Les « Ateliers de la traduction » dans lesquels des étudiants de l’Université de Mons montent une mini-entreprise qui simule un bureau d’étude en traduction linguistique : un bel exemple d’apprentissage actif qui entre dans une démarche dite de « situation authentique ».
A noter quelques phrases et idées que j’ai relevées pendant le colloque :
Il est difficile de dire ce qu’est un bon cours,… c’est plus facile de repérer les mauvais !
Techno-pédagogie : il faut y aller de manière intelligente et réfléchie. A garder en tête que la technique doit rester au service de la pédagogie et non le contraire.
L’usage des réseaux sociaux ne doit pas être ignoré dans nos réflexions en innovation pédagogique.
Les innovations pédagogiques qui utilisent les outils numériques doivent penser au BYOD (bring your own devices) qui permet à chaque étudiant d’utiliser son environnement personnel d’apprentissage (EPA), mais aussi à d’autres approches comme la gamification (serious games) ou l’utilisation des MOOCs avec du présentiel,…
Au sujet des MOOCs ou de tout autre mode similaire d’enseignement en ligne, il convient de faire « courT » et non pas seulement « courS » !
Il existe des mythes quant aux technologies de l’apprentissage et de l’éducation : elles sont bonnes pour socialiser les étudiants, mais pas pour les aider à apprendre ; seuls les profs sont capables d’enseigner et d’apprendre à être critiques.
Autre mythe : Toujours vouloir innover… pourquoi pas, mais sans se demander pourquoi ?
Il faut d’abord (surtout) s’intéresser à la pédagogie avant les technologies. Ce sont les usages qui restent importants à considérer. Sinon, on risque de créer une nouvelle « fracture numérique » !
Pourquoi vouloir créer une opposition entre les méthodes traditionnelles (la classe académique qui est toujours présentée comme ennuyeuse) et celles plus innovantes (la classe inversée dans laquelle l’enseignant a changé de posture) ? La complémentarité est sans doute la meilleure voie.
La pédagogie a besoin parfois de mettre en cause la tradition.
L’efficacité en matière d’innovation pédagogique rend heureux… et inversement.
Une mauvaise pédagogie est souvent l’indice d’une bonne science
Les enseignants qui savent guider leurs élèves sont ceux qui savent se poser des questions.
Les élèves sont de très bons juges des enseignants.
On ne peut pas faire de pédagogie sans se poser la question politique (notamment celle de l’explicitation).

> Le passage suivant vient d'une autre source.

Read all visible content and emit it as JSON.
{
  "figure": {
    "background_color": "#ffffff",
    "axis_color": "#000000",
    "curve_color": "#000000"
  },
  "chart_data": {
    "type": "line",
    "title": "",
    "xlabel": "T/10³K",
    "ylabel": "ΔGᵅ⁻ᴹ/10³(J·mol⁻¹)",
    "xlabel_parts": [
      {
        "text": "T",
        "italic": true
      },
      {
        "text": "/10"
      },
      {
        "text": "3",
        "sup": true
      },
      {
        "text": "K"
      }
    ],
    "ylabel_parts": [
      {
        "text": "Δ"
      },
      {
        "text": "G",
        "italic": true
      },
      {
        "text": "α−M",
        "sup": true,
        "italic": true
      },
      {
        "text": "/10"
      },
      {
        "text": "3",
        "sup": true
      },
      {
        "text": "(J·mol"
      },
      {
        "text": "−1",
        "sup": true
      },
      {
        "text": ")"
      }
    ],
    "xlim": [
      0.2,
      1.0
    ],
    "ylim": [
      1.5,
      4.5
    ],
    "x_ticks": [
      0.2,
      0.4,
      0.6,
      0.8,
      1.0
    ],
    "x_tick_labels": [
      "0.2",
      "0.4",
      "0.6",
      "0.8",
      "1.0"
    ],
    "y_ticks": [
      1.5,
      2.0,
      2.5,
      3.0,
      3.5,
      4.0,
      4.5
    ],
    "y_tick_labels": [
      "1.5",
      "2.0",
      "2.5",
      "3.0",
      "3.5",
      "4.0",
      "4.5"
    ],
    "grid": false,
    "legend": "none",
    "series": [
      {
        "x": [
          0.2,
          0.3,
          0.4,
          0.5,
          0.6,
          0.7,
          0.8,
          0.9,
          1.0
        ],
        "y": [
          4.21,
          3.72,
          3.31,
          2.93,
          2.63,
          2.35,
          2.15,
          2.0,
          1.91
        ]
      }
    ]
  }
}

Les « nouveaux » étudiants sont convivialistes, n’aiment pas les inégalités ou les confrontations (point de vue du Québec).
Par l’innovation pédagogique, on peut passer d’une logique de l’identification (l’image du maître) à une logique de l’appropriation (une démocratie à consolider)
Les savoirs doivent aussi être explicités par les enseignants « ex cathedra », donc dans un mode d’enseignement non académique. Les enseignants doivent apprendre à leurs élèves à mobiliser leurs savoirs (et non uniquement à les mémoriser).
Les jeunes vont de plus en plus à l’université pour « essayer ». Ils ont de nouvelles attentes comme beaucoup dans la société : innovation, créativité, résolution de problèmes,…
Il faut soutenir toutes les initiatives en matière de pédagogie active.
Il faut toujours clarifier ses objectifs d’apprentissage, surtout en démarche d’innovation pédagogique. Les enseignants qui veulent innover doivent se faire accompagner de leurs services de pédagogie.
Les utilisateurs des MOOCs peuvent se classer en cinq catégories qui sont l’absent, l’évaluateur, le lecteur curieux, l’actif indépendant et l’actif social.
Le profil d’engagement dans un MOOC est le meilleur prédicteur de la persévérance dans ce cours.
L’enseignant peut avoir une influence forte sur la confiance en soi de l’étudiant.
Les étudiants s’engagent plus facilement dans des tâches qui présentent un défi ; ils s’investissent s’ils sentent qu’ils peuvent réussir et s’ils sont capables de gérer leur stress ; ils ont très souvent tendance à vouloir se comparer aux autres (ce qui peut les démotiver quand ils se sentent moins forts).
Parmi les difficultés rencontrées par les étudiants, on trouve dans l’ordre décroissant : la gestion du temps, la motivation pour les études, la concentration, la mémorisation, la prise de notes, la préparation aux examens,…, la recherche bibliographique.
Les étudiants qui ont le plus confiance en eux ne sont pas forcément ceux qui réussissent le mieux leurs examens.
Dans le monde de l’éducation, on se méfie beaucoup de l’innovation.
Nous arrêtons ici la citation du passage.